It's not your fault she got run over. 

It is very hard when you leave a healthy animal and come back to find them gone - it seems easier if they are sick or old first.

You did a wonderful thing by taking her in and loving her. Friends who spend time with us fleetingly are usually sent to teach us something. At some point you will learn what that lesson is. In the meantime, don't blame yourself, it was her time to go to the rainbow bridge and nothing you could have done would change that.


----------



## crystal8489 (Jan 22, 2009)

makin tracks said:


> It's not your fault she got run over.
> 
> It is very hard when you leave a healthy animal and come back to find them gone - it seems easier if they are sick or old first.
> 
> You did a wonderful thing by taking her in and loving her.

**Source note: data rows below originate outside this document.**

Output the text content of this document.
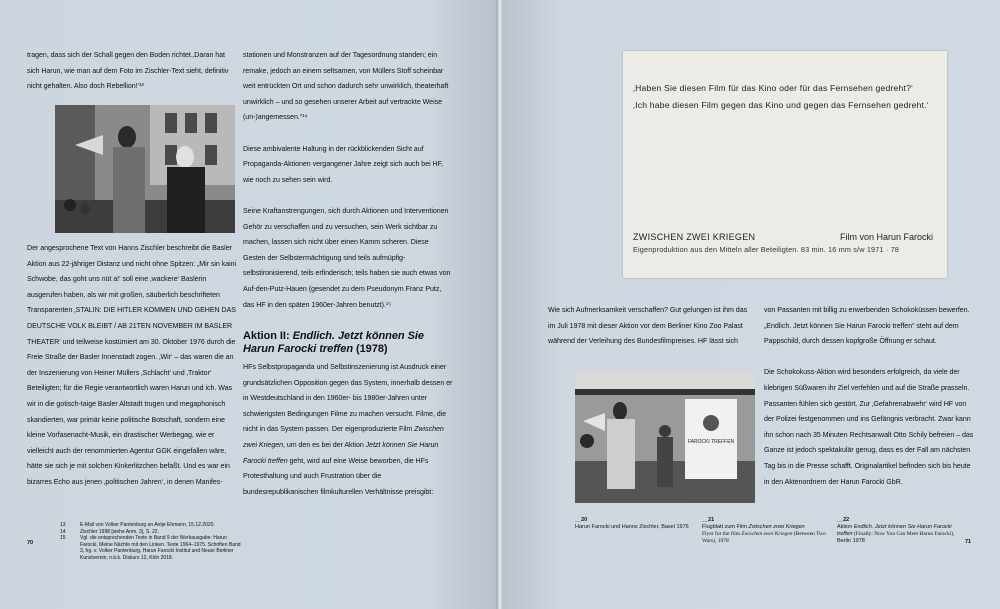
tragen, dass sich der Schall gegen den Boden richtet.‚Daran hat sich Harun, wie man auf dem Foto im Zischler-Text sieht, definitiv nicht gehalten. Also doch Rebellion!‘¹³

Der angesprochene Text von Hanns Zischler beschreibt die Basler Aktion aus 22-jähriger Distanz und nicht ohne Spitzen: „Mir sin kaini Schwobe, das goht uns nüt a!‘ soll eine ‚wackere‘ Baslerin ausgerufen haben, als wir mit großen, säuberlich beschrifteten Transparenten ‚STALIN: DIE HITLER KOMMEN UND GEHEN DAS DEUTSCHE VOLK BLEIBT / AB 21TEN NOVEMBER IM BASLER THEATER‘ und teilweise kostümiert am 30. Oktober 1976 durch die Freie Straße der Basler Innenstadt zogen. ‚Wir‘ – das waren die an der Inszenierung von Heiner Müllers ‚Schlacht‘ und ‚Traktor‘ Beteiligten; für die Regie verantwortlich waren Harun und ich. Was wir in die gotisch-taige Basler Altstadt trugen und megaphonisch skandierten, war primär keine politische Botschaft, sondern eine kleine Vorfasenacht-Musik, ein drastischer Werbegag, wie er vielleicht auch der renommierten Agentur GGK eingefallen wäre, hätte sie sich je mit solchen Kinkerlitzchen befaßt. Und es war ein bizarres Echo aus jenen ‚politischen Jahren‘, in denen Manifes-

stationen und Monstranzen auf der Tagesordnung standen; ein remake, jedoch an einem seltsamen, von Müllers Stoff scheinbar weit entrückten Ort und schon dadurch sehr unwirklich, theaterhaft unwirklich – und so gesehen unserer Arbeit auf vertrackte Weise (un-)angemessen.“¹⁴

Diese ambivalente Haltung in der rückblickenden Sicht auf Propaganda-Aktionen vergangener Jahre zeigt sich auch bei HF, wie noch zu sehen sein wird.

Seine Kraftanstrengungen, sich durch Aktionen und Interventionen Gehör zu verschaffen und zu versuchen, sein Werk sichtbar zu machen, lassen sich nicht über einen Kamm scheren. Diese Gesten der Selbstermächtigung sind teils aufmüpfig-selbstironisierend, teils erfinderisch; teils haben sie auch etwas von Auf-den-Putz-Hauen (gesendet zu dem Pseudonym Franz Putz, das HF in den späten 1960er-Jahren benutzt).¹⁵

Aktion II: Endlich. Jetzt können Sie Harun Farocki treffen (1978)

HFs Selbstpropaganda und Selbstinszenierung ist Ausdruck einer grundsätzlichen Opposition gegen das System, innerhalb dessen er in Westdeutschland in den 1960er- bis 1980er-Jahren unter schwierigsten Bedingungen Filme zu machen versucht. Filme, die nicht in das System passen. Der eigenproduzierte Film Zwischen zwei Kriegen, um den es bei der Aktion Jetzt können Sie Harun Farocki treffen geht, wird auf eine Weise beworben, die HFs Protesthaltung und auch Frustration über die bundesrepublikanischen filmkulturellen Verhältnisse preisgibt:

70
13	E-Mail von Volker Pantenburg an Antje Ehmann, 15.12.2020.
14	Zischler 1998 [siehe Anm. 3], S. 22.
15	Vgl. die entsprechenden Texte in Band 9 der Werkausgabe: Harun Farocki, Meine Nächte mit den Linken. Texte 1964–1975. Schriften Band 3, hg. v. Volker Pantenburg, Harun Farocki Institut und Neuer Berliner Kunstverein, n.b.k. Diskurs 12, Köln 2018.
‚Haben Sie diesen Film für das Kino oder für das Fernsehen gedreht?‘
‚Ich habe diesen Film gegen das Kino und gegen das Fernsehen gedreht.‘
ZWISCHEN ZWEI KRIEGEN	Film von Harun Farocki
Eigenproduktion aus den Mitteln aller Beteiligten. 83 min. 16 mm s/w 1971 · 78

Wie sich Aufmerksamkeit verschaffen? Gut gelungen ist ihm das im Juli 1978 mit dieser Aktion vor dem Berliner Kino Zoo Palast während der Verleihung des Bundesfilmpreises. HF lässt sich

von Passanten mit billig zu erwerbenden Schokoküssen bewerfen. „Endlich. Jetzt können Sie Harun Farocki treffen“ steht auf dem Pappschild, durch dessen kopfgroße Öffnung er schaut.

Die Schokokuss-Aktion wird besonders erfolgreich, da viele der klebrigen Süßwaren ihr Ziel verfehlen und auf die Straße prasseln. Passanten fühlen sich gestört. Zur ‚Gefahrenabwehr‘ wird HF von der Polizei festgenommen und ins Gefängnis verbracht. Zwar kann ihn schon nach 35 Minuten Rechtsanwalt Otto Schily befreien – das Ganze ist jedoch spektakulär genug, dass es der Fall am nächsten Tag bis in die Presse schafft. Originalartikel befinden sich bis heute in den Aktenordnern der Harun Farocki GbR.

FAROCKI TREFFEN
__20
Harun Farocki und Hanns Zischler, Basel 1976
__21
Flugblatt zum Film Zwischen zwei Kriegen
Flyer for the film Zwischen zwei Kriegen (Between Two Wars), 1978
__22
Aktion Endlich. Jetzt können Sie Harun Farocki treffen (Finally: Now You Can Meet Harun Farocki), Berlin 1978	71
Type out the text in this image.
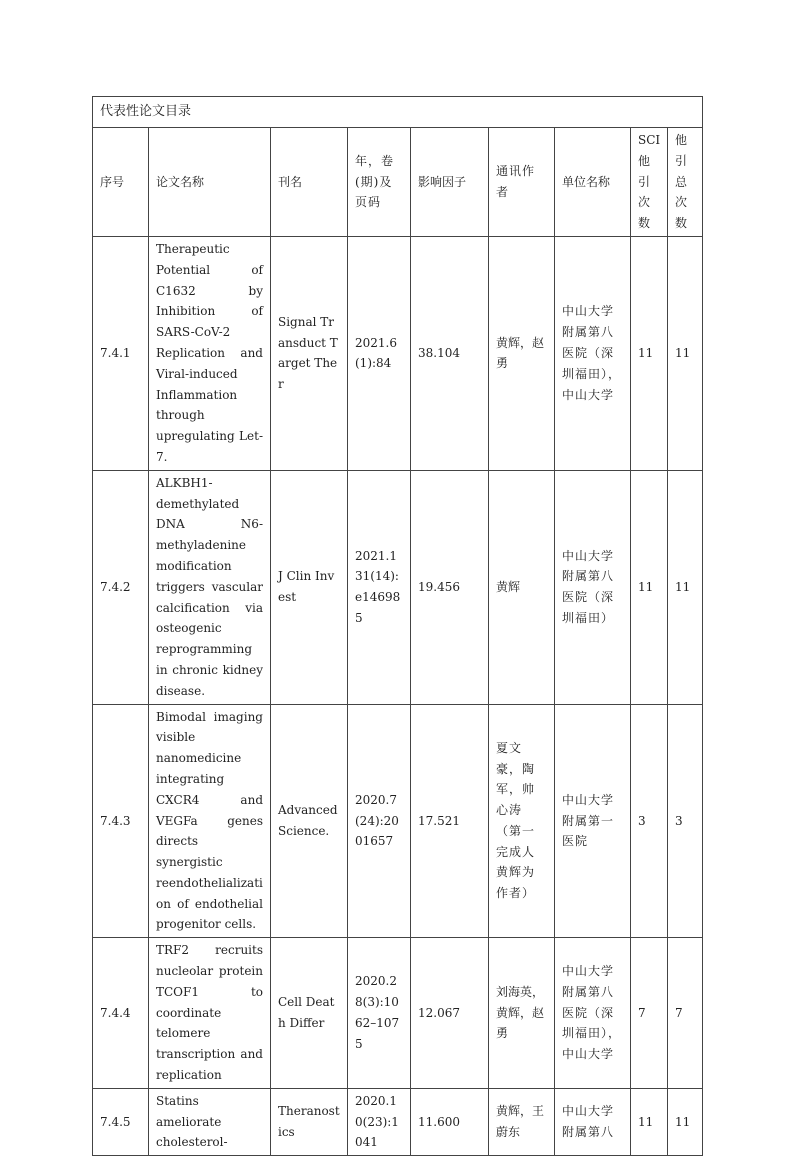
代表性论文目录								
序号	论文名称	刊名	年，卷(期)及页码	影响因子	通讯作者	单位名称	SCI他引次数	他引总次数
7.4.1	Therapeutic Potential of C1632 by Inhibition of SARS-CoV-2 Replication and Viral-induced Inflammation through upregulating Let-7.	Signal Transduct Target Ther	2021.6(1):84	38.104	黄辉，赵勇	中山大学附属第八医院（深圳福田），中山大学	11	11
7.4.2	ALKBH1-demethylated DNA N6-methyladenine modification triggers vascular calcification via osteogenic reprogramming in chronic kidney disease.	J Clin Invest	2021.131(14):e146985	19.456	黄辉	中山大学附属第八医院（深圳福田）	11	11
7.4.3	Bimodal imaging visible nanomedicine integrating CXCR4 and VEGFa genes directs synergistic reendothelialization of endothelial progenitor cells.	Advanced Science.	2020.7(24):2001657	17.521	夏文豪，陶军，帅心涛（第一完成人黄辉为作者）	中山大学附属第一医院	3	3
7.4.4	TRF2 recruits nucleolar protein TCOF1 to coordinate telomere transcription and replication	Cell Death Differ	2020.28(3):1062–1075	12.067	刘海英，黄辉，赵勇	中山大学附属第八医院（深圳福田），中山大学	7	7
7.4.5	Statins ameliorate cholesterol-	Theranostics	2020.10(23):1041	11.600	黄辉，王蔚东	中山大学附属第八	11	11
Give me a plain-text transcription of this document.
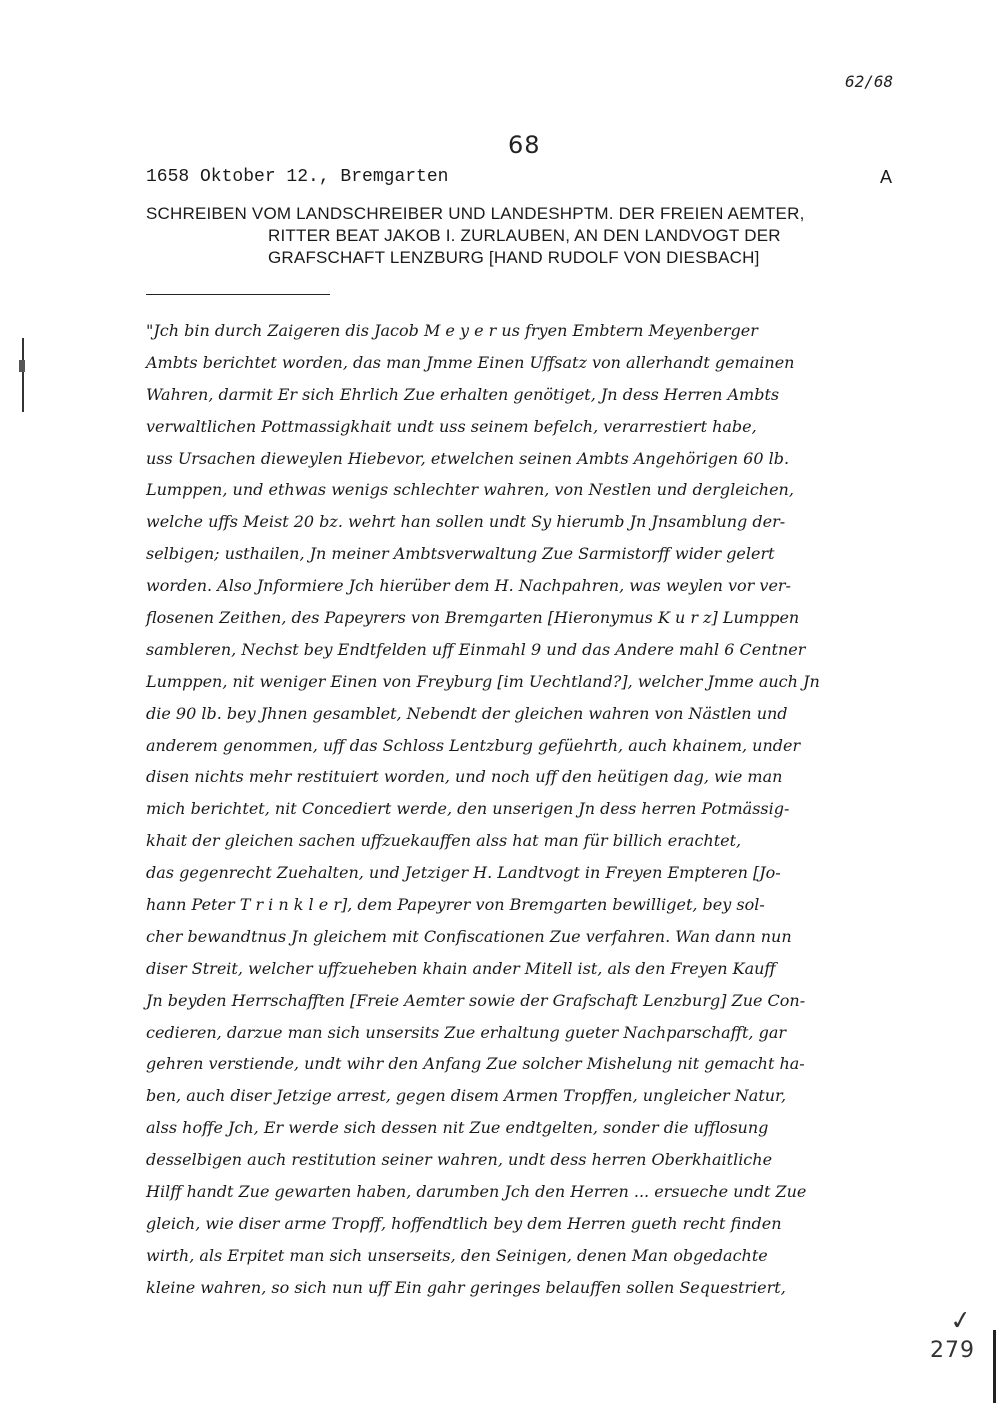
62/68
68
1658 Oktober 12., Bremgarten	A
SCHREIBEN VOM LANDSCHREIBER UND LANDESHPTM. DER FREIEN AEMTER,
RITTER BEAT JAKOB I. ZURLAUBEN, AN DEN LANDVOGT DER
GRAFSCHAFT LENZBURG [HAND RUDOLF VON DIESBACH]
"Jch bin durch Zaigeren dis Jacob M e y e r us fryen Embtern Meyenberger
Ambts berichtet worden, das man Jmme Einen Uffsatz von allerhandt gemainen
Wahren, darmit Er sich Ehrlich Zue erhalten genötiget, Jn dess Herren Ambts
verwaltlichen Pottmassigkhait undt uss seinem befelch, verarrestiert habe,
uss Ursachen dieweylen Hiebevor, etwelchen seinen Ambts Angehörigen 60 lb.
Lumppen, und ethwas wenigs schlechter wahren, von Nestlen und dergleichen,
welche uffs Meist 20 bz. wehrt han sollen undt Sy hierumb Jn Jnsamblung der-
selbigen; usthailen, Jn meiner Ambtsverwaltung Zue Sarmistorff wider gelert
worden. Also Jnformiere Jch hierüber dem H. Nachpahren, was weylen vor ver-
flosenen Zeithen, des Papeyrers von Bremgarten [Hieronymus K u r z] Lumppen
sambleren, Nechst bey Endtfelden uff Einmahl 9 und das Andere mahl 6 Centner
Lumppen, nit weniger Einen von Freyburg [im Uechtland?], welcher Jmme auch Jn
die 90 lb. bey Jhnen gesamblet, Nebendt der gleichen wahren von Nästlen und
anderem genommen, uff das Schloss Lentzburg gefüehrth, auch khainem, under
disen nichts mehr restituiert worden, und noch uff den heütigen dag, wie man
mich berichtet, nit Concediert werde, den unserigen Jn dess herren Potmässig-
khait der gleichen sachen uffzuekauffen alss hat man für billich erachtet,
das gegenrecht Zuehalten, und Jetziger H. Landtvogt in Freyen Empteren [Jo-
hann Peter T r i n k l e r], dem Papeyrer von Bremgarten bewilliget, bey sol-
cher bewandtnus Jn gleichem mit Confiscationen Zue verfahren. Wan dann nun
diser Streit, welcher uffzueheben khain ander Mitell ist, als den Freyen Kauff
Jn beyden Herrschafften [Freie Aemter sowie der Grafschaft Lenzburg] Zue Con-
cedieren, darzue man sich unsersits Zue erhaltung gueter Nachparschafft, gar
gehren verstiende, undt wihr den Anfang Zue solcher Mishelung nit gemacht ha-
ben, auch diser Jetzige arrest, gegen disem Armen Tropffen, ungleicher Natur,
alss hoffe Jch, Er werde sich dessen nit Zue endtgelten, sonder die ufflosung
desselbigen auch restitution seiner wahren, undt dess herren Oberkhaitliche
Hilff handt Zue gewarten haben, darumben Jch den Herren ... ersueche undt Zue
gleich, wie diser arme Tropff, hoffendtlich bey dem Herren gueth recht finden
wirth, als Erpitet man sich unserseits, den Seinigen, denen Man obgedachte
kleine wahren, so sich nun uff Ein gahr geringes belauffen sollen Sequestriert,
✓
279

Friends who spend time with us fleetingly are usually sent to teach us something. At some point you will learn what that lesson is. In the meantime, don't blame yourself, it was her time to go to the rainbow bridge and nothing you could have done would change that.


 

Thanks so much. I try not to blame myself it is just rediculously hard for me.. She was not even a year old. But at least she did have a healthy happy life since I brought her home.


----------



## crystal8489 (Jan 22, 2009)

this is Cam


----------



## Kianne (Jan 10, 2009)

I'm so sorry! :-( But like makin tracks said, it wasn't your fault. My cat was killed by a car about a year ago and I cried my eyes out. It really does just take time. But try to remember that it is her body that dies, and not her soul.


----------



## crystal8489 (Jan 22, 2009)

Thankyou very much. Also if anybody ever runs across one that looke a lot like her please let me know! Thanks, i know im not going to be able to replace her but i would like one like her..


----------



## makin tracks (Jan 25, 2009)

What a lovley little cat. Very colourful. She's with you in spirit.


----------



## crystal8489 (Jan 22, 2009)

thankyou so mucH!


----------



## Tayz (Jan 24, 2009)

That's so sad :'( I'm sorry for your loss. I have 2 cats myself and I don't think I would be able to live without them... It isn't your fault though...


----------